I can't wait to try this recipe with other types of shallots.


BM
bm34@yahoo.com

These shallots are the perfect addition to my next cheeseboard.


Feras Haddad
haddad@yahoo.com

I'll definitely be making these shallots again. They're so versatile and can be served with so many different dishes.


Kishawn mack
mk35@yahoo.com

I'm not sure what I did wrong, but my shallots didn't turn out as crispy as I would have liked.


Usman Safdar
susman@gmail.com

I had a hard time finding tamarind paste, but I'm glad I persevered because these shallots were worth it!


Bishwajeet Bishwajeet
b.bishwajeet@gmail.com

These shallots were a little too sweet for my taste, but they were still good.


Minky noko Molokomme
molokomme.m@yahoo.com

I'm not a big fan of shallots, but I really enjoyed these. The tamarind glaze was the perfect complement to the shallots.


Anna Mccage
m.anna50@hotmail.com

I made these shallots for a party and they were a huge hit! Everyone loved them. They're so easy to make and they look really impressive.


Phora Nomakhanzana
n-p21@hotmail.co.uk

These shallots were amazing! I followed the recipe exactly and they turned out perfect.
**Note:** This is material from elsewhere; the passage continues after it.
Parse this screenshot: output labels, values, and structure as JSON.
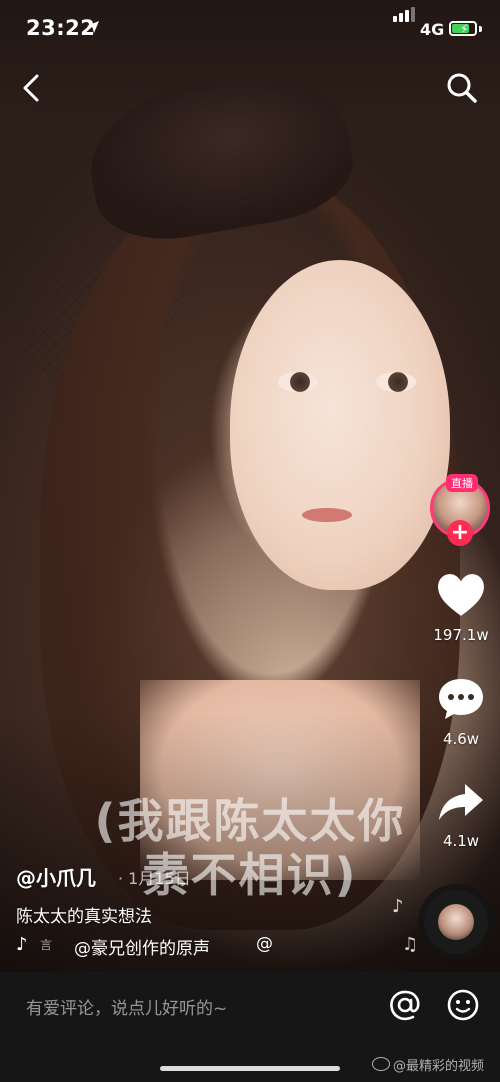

The glaze was so flavorful and the shallots were cooked to perfection.


Shahzad Lakhan
l@yahoo.com

I've never had tamarind glazed shallots before, but I'm so glad I tried this recipe. They were delicious! The shallots were crispy on the outside and tender on the inside, and the glaze was perfectly balanced.


Hassan Wanyama
hassanw100@yahoo.com

This tamarind glazed shallots recipe is a keeper! The shallots were caramelized to perfection and the tamarind glaze was tangy and sweet. I served them over rice and they were a hit with my family.